Author Fights For His Book On The Internet After Slacking Student Pleads For A Quick Summary

You never know who you’ll meet on the internet. Maybe it’s the Craigslist killer, or maybe it’s the author of a book you need to read for your summer school assignment. For Yahoo! user ♥ Idiot America ~ ϟƘƦІןן∑x ♥, the latter held true. He (lazily) took to Yahoo! Answers to have someone else review his summer reading book for him, The Boy Who Couldn’t Sleep And Never Had To by DC Pierson.

Surprisingly enough, Pierson himself responded to the post.

Now, clearly, the internet has made publishing a difficulty for authors. Traditional publishing houses are bleeding cash, and choose fewer and fewer authors to back. On the other hand, the epub market is flooded with new talent, which makes it difficult for an author to be discovered. It’s a Catch-22 of sorts, which is why services like PubSlush have waltzed into existence.

But what about readers? For readers, the world of books has only become easier. Don’t want to read a physical book? Download the Kindle version. Don’t want to actually read with your eyes? Download the audio version. Don’t understand a certain phrase or passage? Um… Google it.

Could it really get any easier?

Yet still, there are students who see reading as work rather than a joy, which is partially to be blamed on an increasingly visual world, and partially to be blamed on the fact that most of the educational system has yet to fully adopt students’ digital lives. This leaves it up to the authors to defend the value of their work, which is exactly what DC Pierson did.
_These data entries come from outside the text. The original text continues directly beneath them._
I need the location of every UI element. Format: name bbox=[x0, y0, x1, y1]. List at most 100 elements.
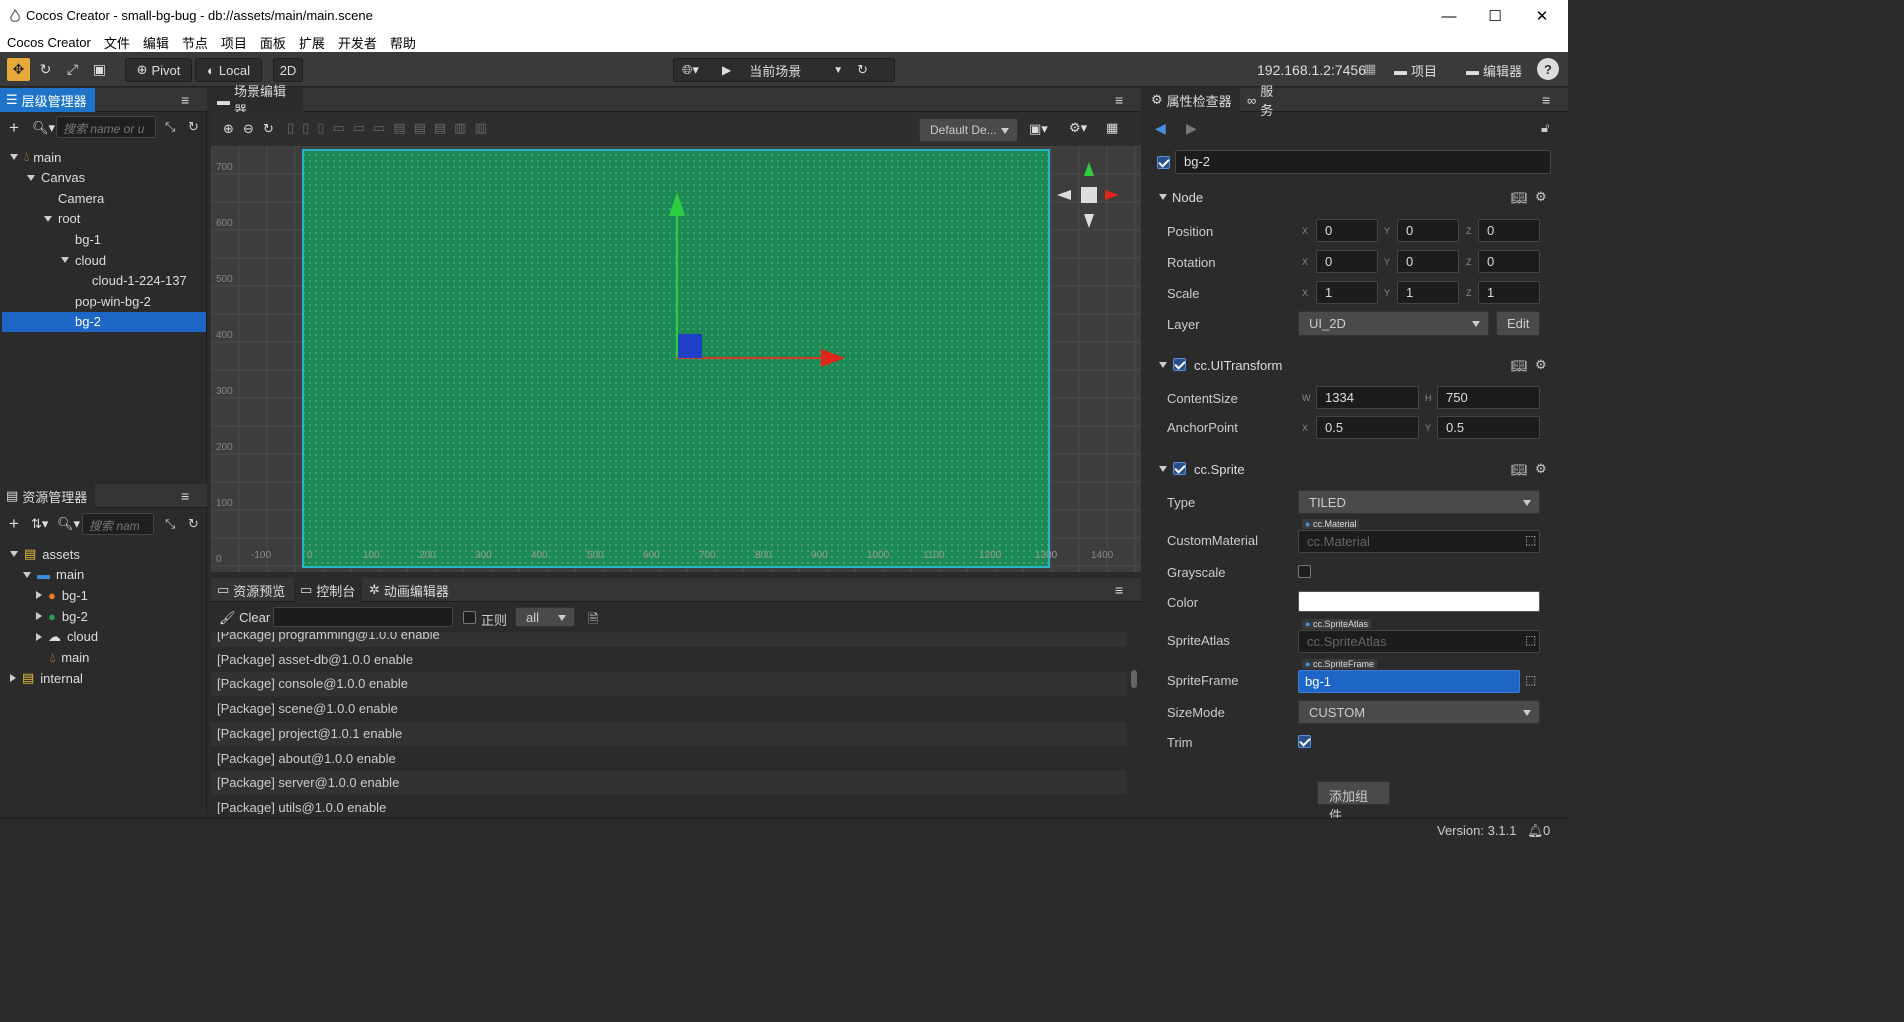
asset-search-type-icon[interactable]: 🔍︎▾ bbox=[57, 516, 80, 532]
menu-cocos-creator[interactable]: Cocos Creator bbox=[7, 35, 91, 50]
console-filter-input[interactable] bbox=[273, 607, 453, 627]
uitransform-arrow-icon[interactable] bbox=[1159, 362, 1167, 368]
content-width-input[interactable]: 1334 bbox=[1316, 386, 1419, 409]
size-mode-select[interactable]: CUSTOM bbox=[1298, 700, 1540, 724]
asset-item-0[interactable]: ▤ assets bbox=[2, 544, 206, 564]
uitransform-settings-icon[interactable]: ⚙ bbox=[1535, 357, 1547, 373]
uitransform-doc-icon[interactable]: 📖︎ bbox=[1511, 358, 1528, 374]
asset-item-4[interactable]: ☁ cloud bbox=[2, 627, 206, 647]
editor-button[interactable]: ▬ 编辑器 bbox=[1455, 58, 1533, 82]
position-x-input[interactable]: 0 bbox=[1316, 219, 1378, 242]
asset-item-3[interactable]: ● bg-2 bbox=[2, 606, 206, 626]
align-tools-icon[interactable]: ▯▯▯▭▭▭▤▤▤▥▥ bbox=[287, 120, 495, 136]
forward-arrow-icon[interactable]: ▶ bbox=[1186, 120, 1197, 137]
node-doc-icon[interactable]: 📖︎ bbox=[1511, 190, 1528, 206]
rotation-x-input[interactable]: 0 bbox=[1316, 250, 1378, 273]
add-component-button[interactable]: 添加组件 bbox=[1317, 781, 1390, 823]
console-scrollbar[interactable] bbox=[1131, 670, 1137, 688]
sprite-settings-icon[interactable]: ⚙ bbox=[1535, 461, 1547, 477]
trim-checkbox[interactable] bbox=[1298, 735, 1311, 748]
lock-icon[interactable]: 🔓︎ bbox=[1541, 120, 1549, 136]
expand-arrow-icon[interactable] bbox=[27, 174, 35, 181]
platform-globe-icon[interactable]: 🌐︎▾ bbox=[682, 62, 708, 78]
collapse-arrow-icon[interactable] bbox=[36, 632, 42, 641]
expand-arrow-icon[interactable] bbox=[44, 215, 52, 222]
scale-tool-icon[interactable]: ⤢ bbox=[61, 58, 84, 81]
zoom-out-icon[interactable]: ⊖ bbox=[243, 121, 254, 137]
add-node-icon[interactable]: + bbox=[9, 118, 19, 138]
add-asset-icon[interactable]: + bbox=[9, 514, 19, 534]
rotate-tool-icon[interactable]: ↻ bbox=[34, 58, 57, 81]
console-menu-icon[interactable]: ≡ bbox=[1115, 582, 1129, 598]
qrcode-icon[interactable]: ▦ bbox=[1364, 61, 1376, 77]
rotation-y-input[interactable]: 0 bbox=[1397, 250, 1459, 273]
refresh-assets-icon[interactable]: ↻ bbox=[188, 516, 199, 532]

I’m not going to sit here and act like I didn’t sometimes not read assigned books for class in high school. Even though it’s referenced once in my book, the book you’re avoiding reading, I’ve never actually read “The Scarlet Letter.” So I’m sympathetic to your plight. But I think you’ll find there’s a ton more sex, swearing, and drugs in my book than anything else you have been or will be assigned in high school, and I don’t mean in the way your teacher will tell you “You know, Shakespeare has more sex and violence than an R-rated movie!” I mean it’s all there, in terms you will readily understand without having to Google them. Plus not once to I refer to anything as a “bare bodkin” or anything like that.

You can check out the rest of Pierson’s response here, and if you’re an author I’d suggest
taking notes. Though the student hasn’t yet responded, I have a hunch it’s because he or she is reading The Boy Who Couldn’t Sleep And Never Had To. Pierson makes a solid argument.